La description faite par l’internaute (« Des policiers tuent les manifestations au Sénégal. ») et la date de la publication, le 1er juin 2023, laissent croire que la photo est liée aux évènements qui étaient alors en cours dans ce pays d’Afrique de l’Ouest.

À propos de cette page Facebook
Cette page Facebook est animée par un activiste sénégalais vivant en France, qui se présente comme journaliste, chroniqueur politique. Créée le 10 novembre 2019, elle a changé plusieurs fois de nom. Elle est gérée depuis la France et le Sénégal d’après les informations fournies à Facebook.
Certaines de ses publications ont dans le passé été vérifiées par Africa Check, mettant en lumière des allégations fausses ou trompeuses (1, 2, 3).



Une photo bien prise au Sénégal mais en février 2012
La recherche inversée d’images à partir du logiciel TinEye permet de constater que la photo publiée le 1er juin 2023 sur Facebook par l’internaute Lansana le messager du métro n’a pas été prise en juin 2023.
Elle figure dans la version en anglais de la banque d’images en ligne Alamy sous la référence ID : 2P6M5TT. Selon les détails fournis par Alamy, la photo a été prise le 17 février 2012 à Dakar par Rebecca Blackwell pour l’agence Associated Press (AP).

« Un policier réagit en tirant des balles réelles d'un pistolet, après avoir été frappé à la tête avec une pierre par des manifestants anti-gouvernementaux, lors d'affrontements en cours dans le centre de Dakar, au Sénégal, vendredi 17 février 2012 », peut-on lire dans la légende, en anglais. Selon cette description, les manifestants et la police se heurtaient ce jour-là « pour la troisième journée consécutive », sur fond de protestation contre une troisième candidature à l’élection présidentielle du chef de l’État d’alors, Abdoulaye Wade, au terme de son deuxième mandat à la tête du pays.
La recherche fait apparaître dans une autre photo de la même scène avec les mêmes personnages, également par Rebecca Blackwell, où l’on peut voir du sang sur le côté gauche du policier tenant le pistolet.
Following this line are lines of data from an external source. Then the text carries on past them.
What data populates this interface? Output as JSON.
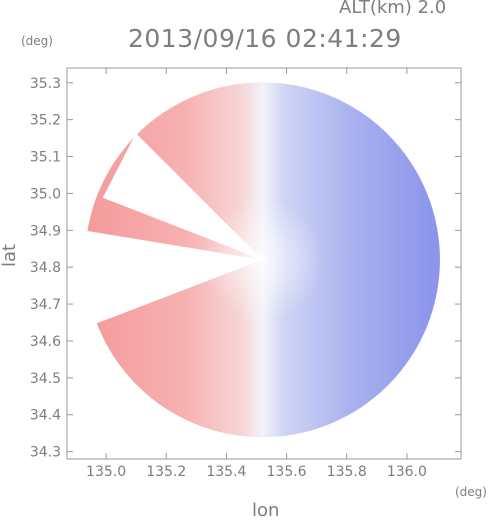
{
  "title": "2013/09/16 02:41:29",
  "altitude_label": "ALT(km) 2.0",
  "chart_data": {
    "type": "heatmap",
    "title": "2013/09/16 02:41:29",
    "annotation": "ALT(km) 2.0",
    "xlabel": "lon",
    "ylabel": "lat",
    "x_unit": "(deg)",
    "y_unit": "(deg)",
    "xlim": [
      134.87,
      136.18
    ],
    "ylim": [
      34.28,
      35.34
    ],
    "x_ticks": [
      135.0,
      135.2,
      135.4,
      135.6,
      135.8,
      136.0
    ],
    "x_tick_labels": [
      "135.0",
      "135.2",
      "135.4",
      "135.6",
      "135.8",
      "136.0"
    ],
    "y_ticks": [
      34.3,
      34.4,
      34.5,
      34.6,
      34.7,
      34.8,
      34.9,
      35.0,
      35.1,
      35.2,
      35.3
    ],
    "y_tick_labels": [
      "34.3",
      "34.4",
      "34.5",
      "34.6",
      "34.7",
      "34.8",
      "34.9",
      "35.0",
      "35.1",
      "35.2",
      "35.3"
    ],
    "radar_center": {
      "lon": 135.52,
      "lat": 34.82
    },
    "radar_radius_deg": 0.59,
    "colormap": {
      "negative": "#6f78e8",
      "zero": "#f6f6fb",
      "positive": "#f08080"
    },
    "grid": false
  }
}
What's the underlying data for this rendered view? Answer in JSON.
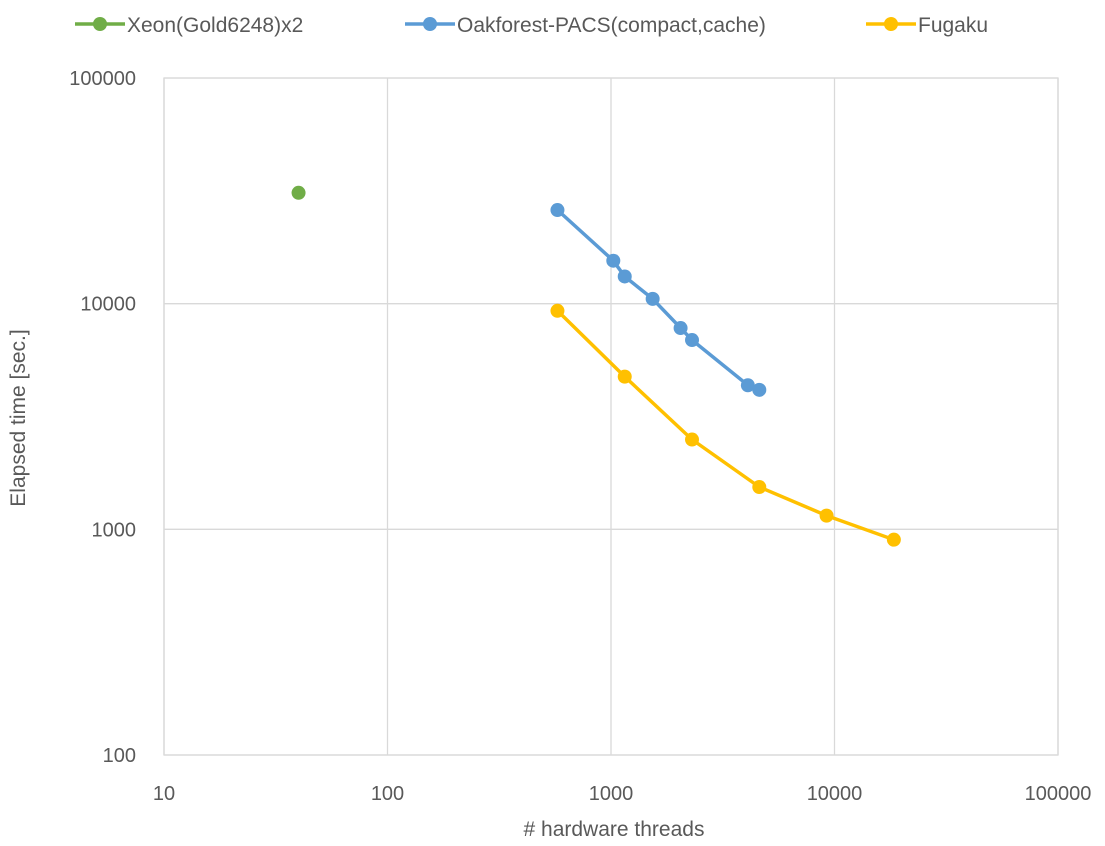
{
  "chart_data": {
    "type": "line",
    "xscale": "log",
    "yscale": "log",
    "xlim": [
      10,
      100000
    ],
    "ylim": [
      100,
      100000
    ],
    "xlabel": "# hardware threads",
    "ylabel": "Elapsed time [sec.]",
    "xticks": [
      "10",
      "100",
      "1000",
      "10000",
      "100000"
    ],
    "yticks": [
      "100",
      "1000",
      "10000",
      "100000"
    ],
    "grid": true,
    "legend_position": "top",
    "series": [
      {
        "name": "Xeon(Gold6248)x2",
        "color": "#70ad47",
        "x": [
          40
        ],
        "y": [
          31000
        ]
      },
      {
        "name": "Oakforest-PACS(compact,cache)",
        "color": "#5b9bd5",
        "x": [
          576,
          1024,
          1152,
          1536,
          2048,
          2304,
          4096,
          4608
        ],
        "y": [
          26000,
          15500,
          13200,
          10500,
          7800,
          6900,
          4350,
          4150
        ]
      },
      {
        "name": "Fugaku",
        "color": "#ffc000",
        "x": [
          576,
          1152,
          2304,
          4608,
          9216,
          18432
        ],
        "y": [
          9300,
          4750,
          2500,
          1540,
          1150,
          900
        ]
      }
    ]
  }
}
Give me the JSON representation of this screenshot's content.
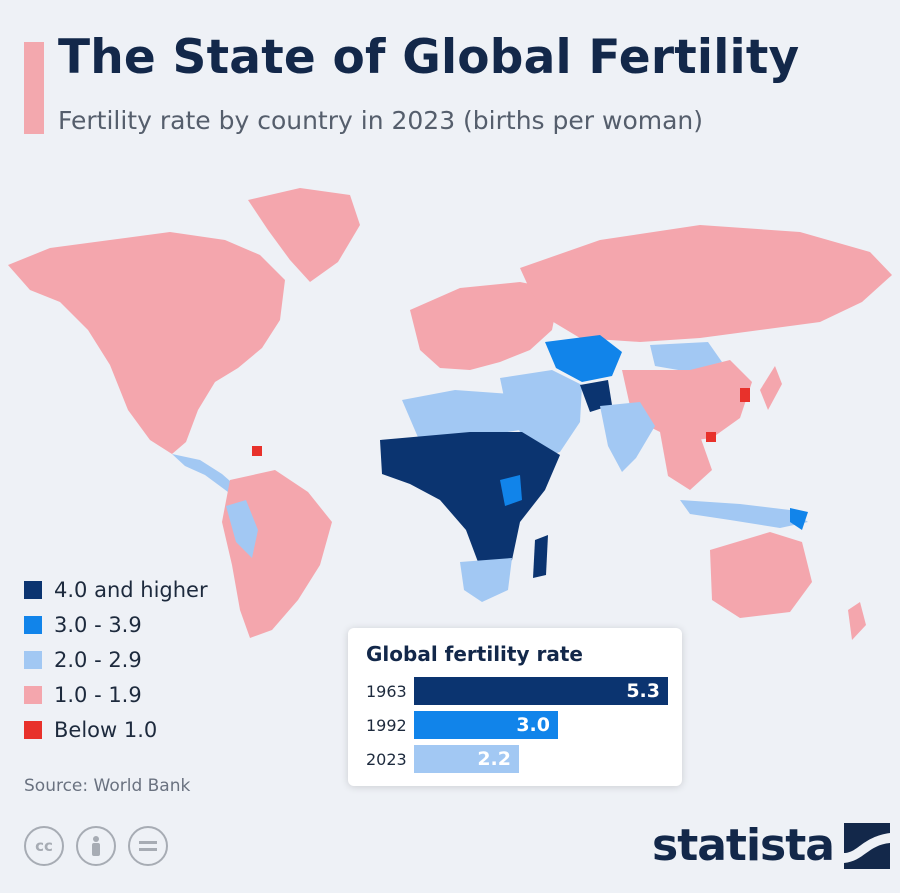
{
  "header": {
    "title": "The State of Global Fertility",
    "subtitle": "Fertility rate by country in 2023 (births per woman)"
  },
  "colors": {
    "accent": "#f3a8ae",
    "navy": "#13284a",
    "c4plus": "#0b3470",
    "c3": "#1184ea",
    "c2": "#a2c8f3",
    "c1": "#f4a6ad",
    "below1": "#e8312b"
  },
  "legend": {
    "items": [
      {
        "label": "4.0 and higher",
        "color": "#0b3470"
      },
      {
        "label": "3.0 - 3.9",
        "color": "#1184ea"
      },
      {
        "label": "2.0 - 2.9",
        "color": "#a2c8f3"
      },
      {
        "label": "1.0 - 1.9",
        "color": "#f4a6ad"
      },
      {
        "label": "Below 1.0",
        "color": "#e8312b"
      }
    ]
  },
  "source": "Source: World Bank",
  "license_icons": [
    "cc-icon",
    "person-icon",
    "equals-icon"
  ],
  "brand": "statista",
  "chart_data": {
    "type": "bar",
    "title": "Global fertility rate",
    "categories": [
      "1963",
      "1992",
      "2023"
    ],
    "values": [
      5.3,
      3.0,
      2.2
    ],
    "value_labels": [
      "5.3",
      "3.0",
      "2.2"
    ],
    "colors": [
      "#0b3470",
      "#1184ea",
      "#a2c8f3"
    ],
    "xlim": [
      0,
      5.3
    ]
  }
}
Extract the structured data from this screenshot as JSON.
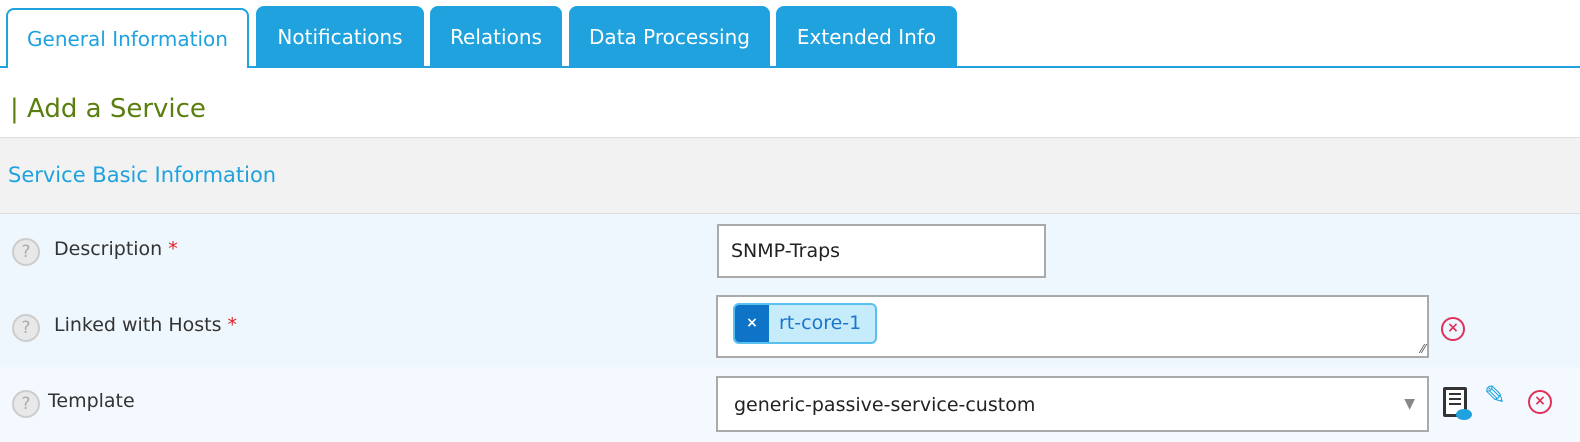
{
  "tabs": [
    {
      "label": "General Information",
      "active": true
    },
    {
      "label": "Notifications"
    },
    {
      "label": "Relations"
    },
    {
      "label": "Data Processing"
    },
    {
      "label": "Extended Info"
    }
  ],
  "page_title": "Add a Service",
  "section_title": "Service Basic Information",
  "fields": {
    "description": {
      "label": "Description",
      "required": "*",
      "value": "SNMP-Traps"
    },
    "hosts": {
      "label": "Linked with Hosts",
      "required": "*",
      "tags": [
        "rt-core-1"
      ]
    },
    "template": {
      "label": "Template",
      "value": "generic-passive-service-custom"
    }
  },
  "help_glyph": "?",
  "colors": {
    "accent": "#1fa2dd",
    "title": "#5a7f0e",
    "remove": "#e0305a"
  }
}
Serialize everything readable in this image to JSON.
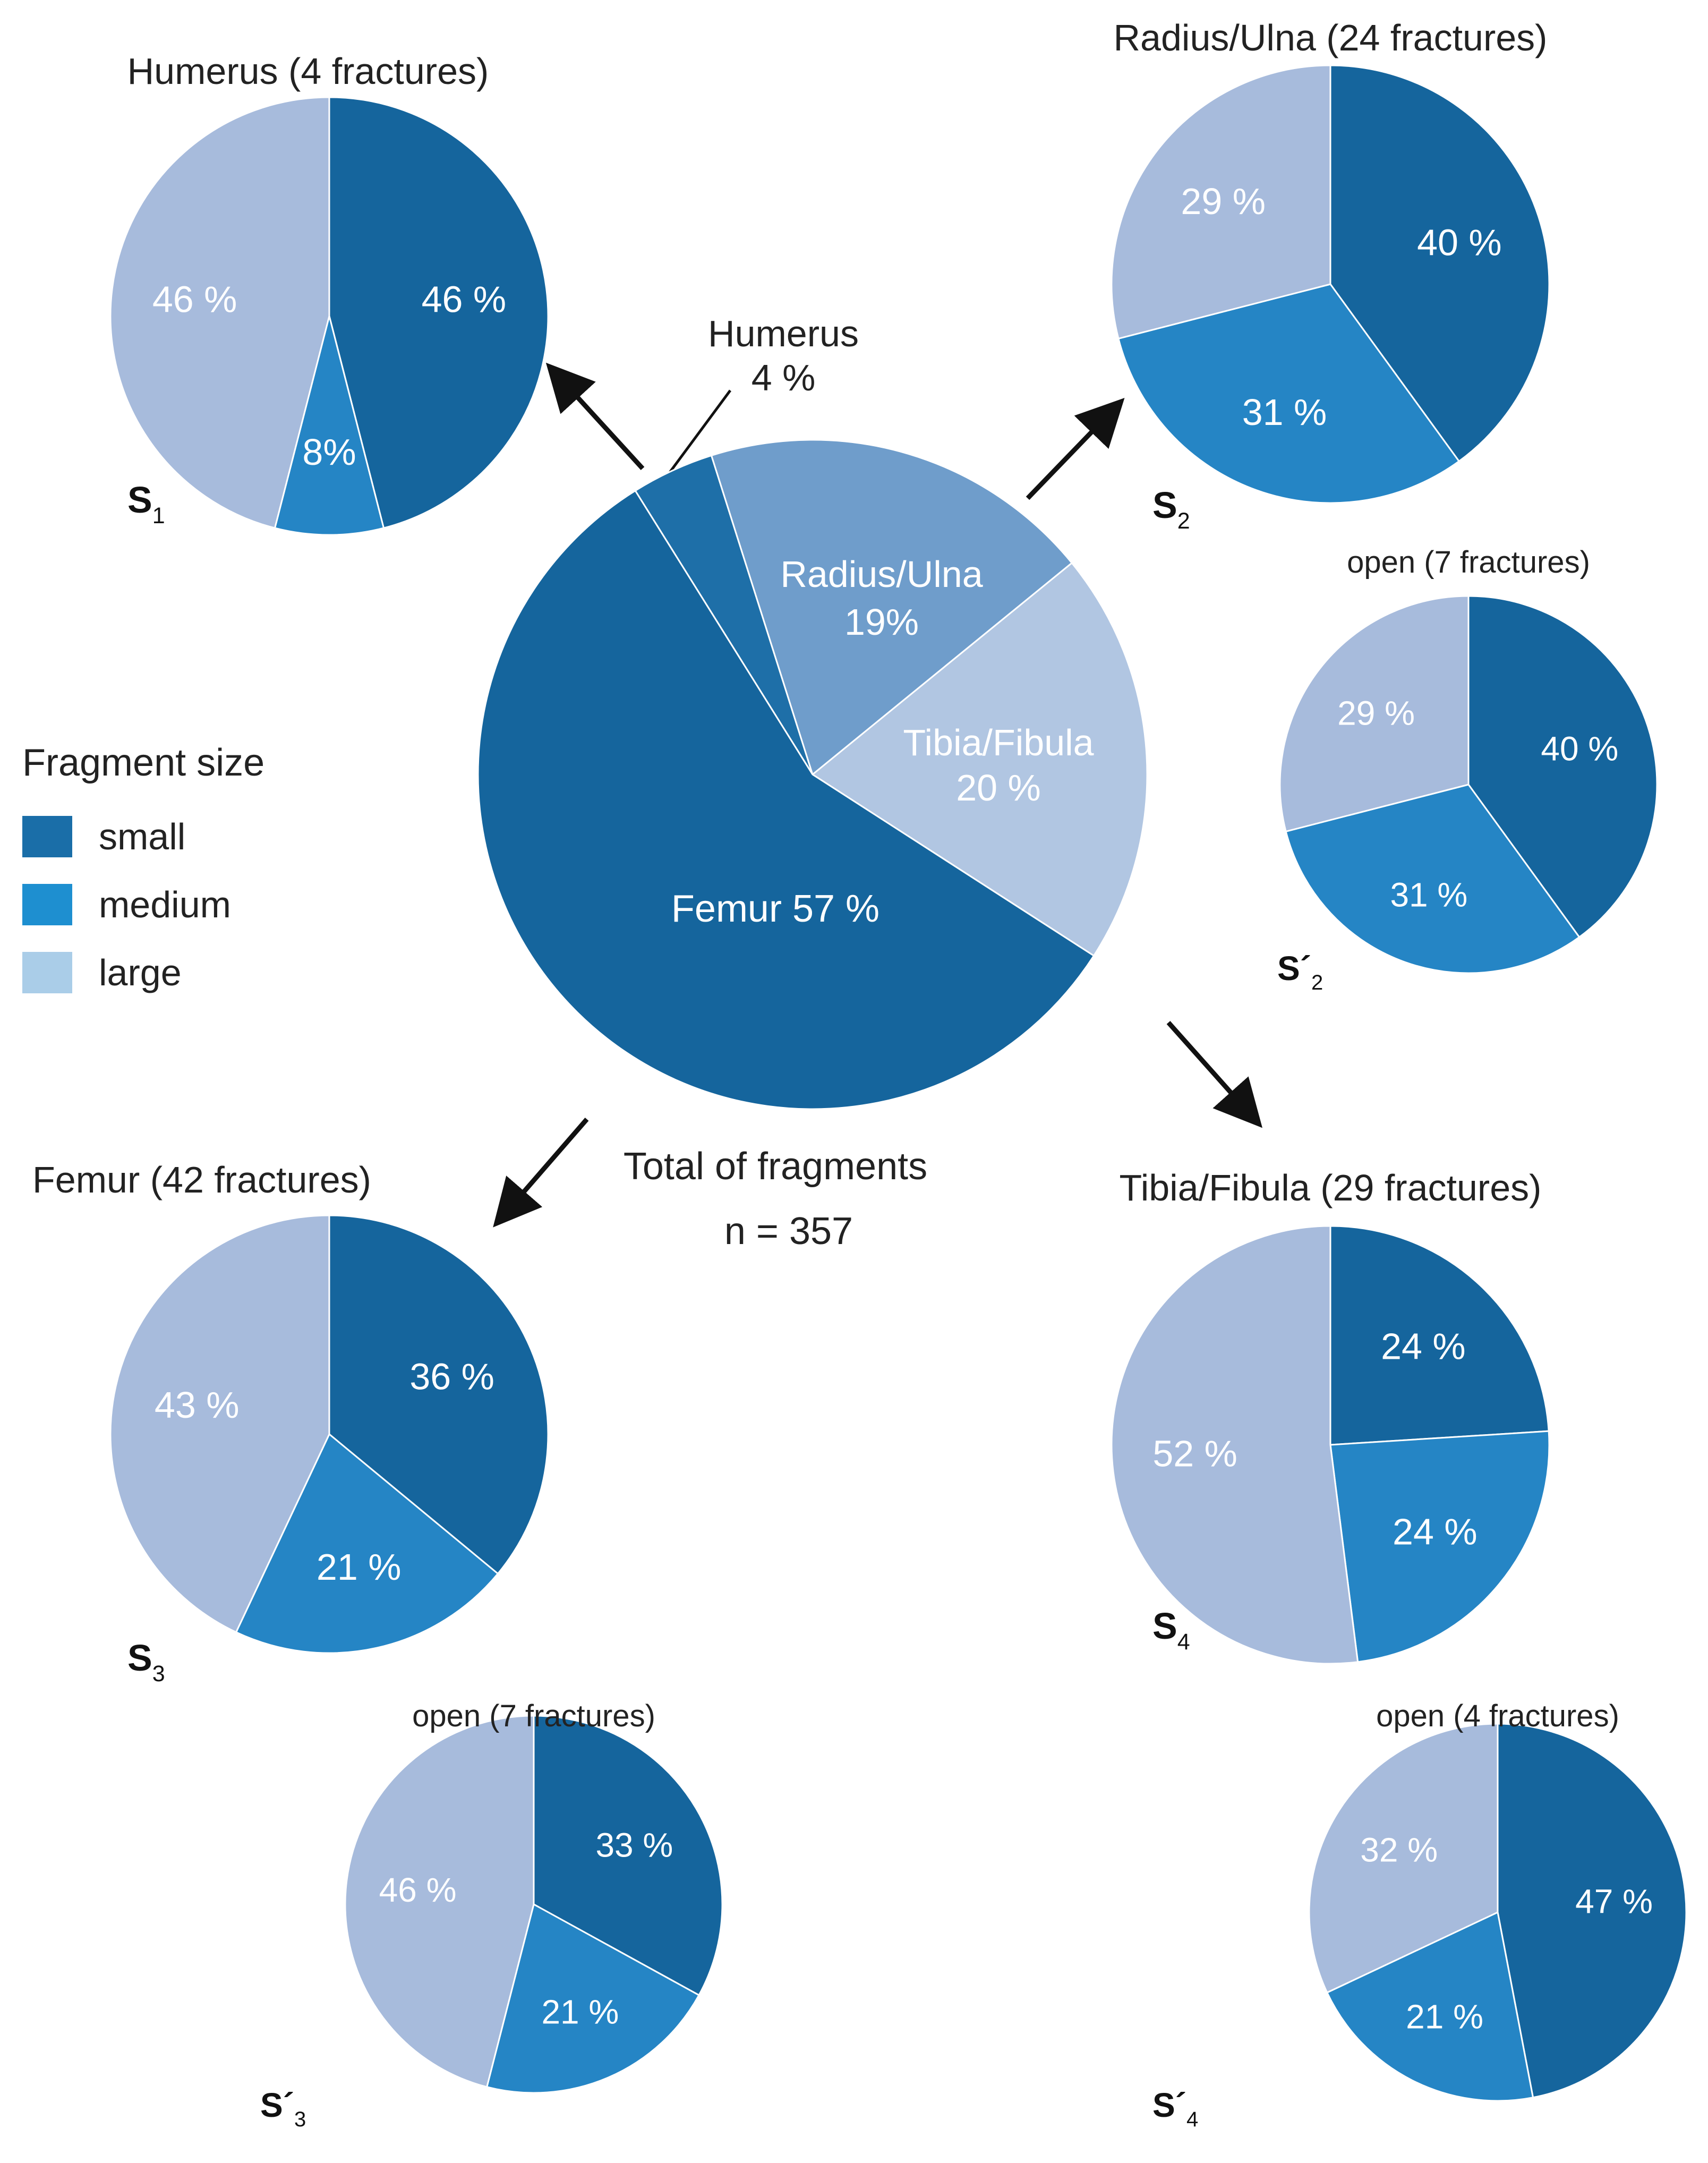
{
  "chart_data": {
    "type": "pie",
    "colors": {
      "small": "#15659d",
      "medium": "#2585c5",
      "large": "#a7bbdc",
      "main_radius": "#6f9dcb",
      "main_tibia": "#b1c6e2",
      "text_light": "#ffffff",
      "label_dark": "#222222"
    },
    "legend": {
      "title": "Fragment size",
      "items": [
        {
          "key": "small",
          "label": "small",
          "color": "#1a6ea8"
        },
        {
          "key": "medium",
          "label": "medium",
          "color": "#1e8fd0"
        },
        {
          "key": "large",
          "label": "large",
          "color": "#aacde8"
        }
      ]
    },
    "main": {
      "caption_line1": "Total of fragments",
      "caption_line2": "n = 357",
      "slices": [
        {
          "label": "Humerus",
          "value": 4,
          "label_text": "4 %",
          "color": "#1e6fa8"
        },
        {
          "label": "Radius/Ulna",
          "value": 19,
          "label_text": "19%",
          "color": "#6f9dcb"
        },
        {
          "label": "Tibia/Fibula",
          "value": 20,
          "label_text": "20 %",
          "color": "#b1c6e2"
        },
        {
          "label": "Femur",
          "value": 57,
          "label_text": "Femur 57 %",
          "color": "#15659d"
        }
      ]
    },
    "pies": [
      {
        "id": "S1",
        "letter": "S",
        "sub": "1",
        "prime": false,
        "title": "Humerus (4 fractures)",
        "slices": [
          {
            "size": "small",
            "value": 46,
            "label": "46 %"
          },
          {
            "size": "medium",
            "value": 8,
            "label": "8%"
          },
          {
            "size": "large",
            "value": 46,
            "label": "46 %"
          }
        ]
      },
      {
        "id": "S2",
        "letter": "S",
        "sub": "2",
        "prime": false,
        "title": "Radius/Ulna (24 fractures)",
        "slices": [
          {
            "size": "small",
            "value": 40,
            "label": "40 %"
          },
          {
            "size": "medium",
            "value": 31,
            "label": "31 %"
          },
          {
            "size": "large",
            "value": 29,
            "label": "29 %"
          }
        ]
      },
      {
        "id": "S2p",
        "letter": "S´",
        "sub": "2",
        "prime": true,
        "title": "open (7 fractures)",
        "slices": [
          {
            "size": "small",
            "value": 40,
            "label": "40 %"
          },
          {
            "size": "medium",
            "value": 31,
            "label": "31 %"
          },
          {
            "size": "large",
            "value": 29,
            "label": "29 %"
          }
        ]
      },
      {
        "id": "S3",
        "letter": "S",
        "sub": "3",
        "prime": false,
        "title": "Femur (42 fractures)",
        "slices": [
          {
            "size": "small",
            "value": 36,
            "label": "36 %"
          },
          {
            "size": "medium",
            "value": 21,
            "label": "21 %"
          },
          {
            "size": "large",
            "value": 43,
            "label": "43 %"
          }
        ]
      },
      {
        "id": "S3p",
        "letter": "S´",
        "sub": "3",
        "prime": true,
        "title": "open (7 fractures)",
        "slices": [
          {
            "size": "small",
            "value": 33,
            "label": "33 %"
          },
          {
            "size": "medium",
            "value": 21,
            "label": "21 %"
          },
          {
            "size": "large",
            "value": 46,
            "label": "46 %"
          }
        ]
      },
      {
        "id": "S4",
        "letter": "S",
        "sub": "4",
        "prime": false,
        "title": "Tibia/Fibula (29 fractures)",
        "slices": [
          {
            "size": "small",
            "value": 24,
            "label": "24 %"
          },
          {
            "size": "medium",
            "value": 24,
            "label": "24 %"
          },
          {
            "size": "large",
            "value": 52,
            "label": "52 %"
          }
        ]
      },
      {
        "id": "S4p",
        "letter": "S´",
        "sub": "4",
        "prime": true,
        "title": "open (4 fractures)",
        "slices": [
          {
            "size": "small",
            "value": 47,
            "label": "47 %"
          },
          {
            "size": "medium",
            "value": 21,
            "label": "21 %"
          },
          {
            "size": "large",
            "value": 32,
            "label": "32 %"
          }
        ]
      }
    ]
  }
}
Elle est dans la base de données d’Alamy en accès restreint avec comme référence 2NAA4PN, et elle illustre également une dépêche d’AP datée du 18 février 2012 publiée par Deseret News, plateforme d’un journal états-unien basé dans l’État de l'Utah et affiliée à l’église mormone.


Présidentielle sénégalaise de 2012 précédée par des violences
En 2012, le premier tour de la présidentielle a été organisé le 26 février, avec quatorze candidats en lice. Le second tour s’est tenu le 25 mars. Macky Sall en a été déclaré vainqueur avec 65,8 % des voix face à Abdoulaye Wade (34,2 % des voix).
De vives tensions ont précédé le scrutin, elles ont dégénéré en affrontements entre forces de l’ordre et protestataires après que le Conseil constitutionnel a validé la candidature d’Abdoulaye Wade, le 27 janvier 2012. En un mois, les violences ont fait « entre 6 et 15 morts, selon les sources », et plusieurs dizaines de blessés, comme on peut le lire dans un article mis en ligne le 28 février 2012 par le magazine panafricain Jeune Afrique.
Article complété et édité par Coumba Sylla.